Well, it’s been a busy few weeks, but unfortunately not in the farming category. I’m happy to report that I FINALLY have internet at home, so I’m hoping my blogging will be more regular. At least from the standpoint that spring is just around the corner, I probably will have more interesting topics to write about.

The only new news for now is that my seeds have arrived from Burpee. I chose them since I have ordered from them in the past, and I received a nifty 20% off coupon in my email. My hope is that someday I’ll have a good enough stock of seeds from the previous season that I won’t need to buy seeds any more, but for now I have to buy them.

For the curious or bored, here is the list of what I bought. I have no idea how much will actually “bear fruit” so to speak, but as I mentioned before, I’m going big this year.

Corn, Golden Bantam
Tomato, Big Boy Hybrid
Tomato, Beefsteak Organic
Tomato, Mortgage Lifter
Squash, winter, Spaghetti
Squash, winter, Waltham Butternut
Squash, summer, Hybrid Zucchini
Squash, summer, Saffron
Squash, Gourd, Luffa
Swiss Chard, Bright Lights
Artichoke, Green Globe
Radish, Perfecto
Sunflower, Super Snack Mix Hybrid
Cantaloupe, Burpee’s Ambrosia Hybrid
Eggplant, Early Midnight Hybrid
Onion, Scallion, Evergreen Long White Bunching
Pumpkin, Early Sweet Sugar Pie
Watermelon Seedless, Big Tasty Hybrid
Lavender, English
Stevia, Sweet Leaf

Now, I hope I didn’t get carried away, but anything that I don’t use can probably wait until next year. I read that properly sealed and frozen seeds should last at least a year, sometimes longer. I would have to worry about germination rates after a while, but since I consider this year, and possibly next as an experiment and only the start to a (hopefully) long-lasting lifestyle of growing my own food…I’m willing to sacrifice a few seeds to learn along the way.

Given my seed bank that I have to start with, I’m considering expanding my garden to a 20’x40’ plot, but that is ENTIRELY dependent on if I can get the tiller working. I was gifted a Mantis tiller and a craftsman rear-tinned rototiller by my grandfather, and that will make working 800 square feet of land a LOT easier. They haven’t been started in over 3 years, so they might need more than just a little routine maintenance. My plan is to make the rows wide enough to send the Mantis through to make weeding less time-consuming. I’ll still have to weed by hand around the plants, but since space isn’t an issue, I can space out the rows more than I would have normally.

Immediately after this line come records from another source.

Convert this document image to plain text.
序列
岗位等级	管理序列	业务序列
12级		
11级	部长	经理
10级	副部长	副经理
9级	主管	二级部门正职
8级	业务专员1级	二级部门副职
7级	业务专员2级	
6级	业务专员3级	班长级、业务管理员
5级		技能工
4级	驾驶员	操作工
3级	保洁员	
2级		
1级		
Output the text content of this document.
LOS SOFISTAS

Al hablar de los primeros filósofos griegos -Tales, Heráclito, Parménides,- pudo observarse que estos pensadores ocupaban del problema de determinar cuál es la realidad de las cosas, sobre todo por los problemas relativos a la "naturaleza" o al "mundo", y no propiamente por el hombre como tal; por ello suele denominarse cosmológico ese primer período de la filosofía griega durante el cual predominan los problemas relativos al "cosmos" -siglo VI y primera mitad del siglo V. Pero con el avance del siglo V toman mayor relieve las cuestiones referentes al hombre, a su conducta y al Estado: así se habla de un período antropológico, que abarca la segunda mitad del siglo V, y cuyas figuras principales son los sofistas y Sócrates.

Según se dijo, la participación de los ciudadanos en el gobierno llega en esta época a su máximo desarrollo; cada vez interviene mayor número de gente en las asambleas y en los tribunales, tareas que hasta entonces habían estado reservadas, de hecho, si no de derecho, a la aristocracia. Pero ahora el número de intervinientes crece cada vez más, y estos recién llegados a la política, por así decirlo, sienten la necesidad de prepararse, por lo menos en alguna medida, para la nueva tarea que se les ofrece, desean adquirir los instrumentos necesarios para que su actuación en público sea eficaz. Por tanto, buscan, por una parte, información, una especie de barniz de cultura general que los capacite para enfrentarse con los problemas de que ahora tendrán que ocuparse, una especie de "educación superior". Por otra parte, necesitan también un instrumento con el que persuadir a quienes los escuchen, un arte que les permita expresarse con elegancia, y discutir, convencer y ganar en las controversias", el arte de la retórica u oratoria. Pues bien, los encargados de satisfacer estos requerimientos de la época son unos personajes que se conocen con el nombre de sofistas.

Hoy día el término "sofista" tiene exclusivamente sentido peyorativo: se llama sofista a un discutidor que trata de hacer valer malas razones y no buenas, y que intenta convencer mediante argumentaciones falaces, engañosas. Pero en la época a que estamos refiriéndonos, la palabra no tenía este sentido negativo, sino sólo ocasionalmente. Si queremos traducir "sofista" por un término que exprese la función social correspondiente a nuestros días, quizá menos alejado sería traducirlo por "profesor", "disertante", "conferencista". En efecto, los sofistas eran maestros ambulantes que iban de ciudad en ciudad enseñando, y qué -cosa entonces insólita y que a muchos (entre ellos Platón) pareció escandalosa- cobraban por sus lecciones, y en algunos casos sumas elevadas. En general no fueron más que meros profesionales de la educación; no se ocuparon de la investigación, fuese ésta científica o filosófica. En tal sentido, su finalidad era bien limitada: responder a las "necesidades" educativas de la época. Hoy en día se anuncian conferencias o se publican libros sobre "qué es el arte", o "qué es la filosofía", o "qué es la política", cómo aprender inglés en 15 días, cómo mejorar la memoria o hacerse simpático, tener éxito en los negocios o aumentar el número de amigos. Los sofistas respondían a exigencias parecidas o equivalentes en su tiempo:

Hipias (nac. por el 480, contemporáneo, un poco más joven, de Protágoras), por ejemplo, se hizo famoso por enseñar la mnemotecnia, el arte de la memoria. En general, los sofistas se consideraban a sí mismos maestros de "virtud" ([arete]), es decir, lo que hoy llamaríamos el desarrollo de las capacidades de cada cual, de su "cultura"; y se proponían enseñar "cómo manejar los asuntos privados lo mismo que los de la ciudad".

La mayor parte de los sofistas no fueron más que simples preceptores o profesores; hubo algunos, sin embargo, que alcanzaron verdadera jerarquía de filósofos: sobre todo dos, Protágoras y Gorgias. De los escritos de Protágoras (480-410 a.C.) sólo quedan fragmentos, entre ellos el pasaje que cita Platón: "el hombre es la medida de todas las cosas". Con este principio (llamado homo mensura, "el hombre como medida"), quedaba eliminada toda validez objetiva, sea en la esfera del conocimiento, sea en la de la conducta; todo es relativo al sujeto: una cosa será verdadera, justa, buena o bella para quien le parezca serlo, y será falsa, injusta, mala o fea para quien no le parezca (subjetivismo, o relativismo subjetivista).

If you notice there are some seeds on the list that I didn’t originally plan for, it’s because, well…I got carried away. Yes, the 200 foot pitfall of all new gardeners, I drooled over the Burpee catalog and went a little crazy. The Stevia sounded too fun to pass up, and the green onions seemed like a much needed addition. As for the pumpkin pie and cantaloupe? Well, when you tell your family that you’re growing a garden, they love providing input.
I mean, who wouldn’t?

“You have almost unlimited space to plant and I don’t have to help out? Sure, I have some things I’d like you to plant!”

Yes, well, I did indeed ask my family for requests, so I guess I walked right into that “rake in the yard”.

Lastly, the unfortunate news that with moving in, stretching the budget a little to buy the house, and a multitude of other limitation factors, chickens will not be running around the yard this year. Quite frankly, they won’t ever literally be running around the yard, since I do think the neighbors would have a problem with that. They will be enjoying a chicken run that adjoins The Farm someday, but maybe next year. I know it’s only a few days before March, but given the fact that I’m still unpacking and there’s a ton of things to do inside the house as well as outside, it would be prudent to wait. Fear not, I will tackle the ups and downs of raising chickens in suburbia, just as countless other brave souls have in the past.
We’ll see what this weekend has in store for me, but for now, plan big and dream big all you farmers and gardeners out there. 2013 is going to be a good year, and if not, let it at least be a tasty year.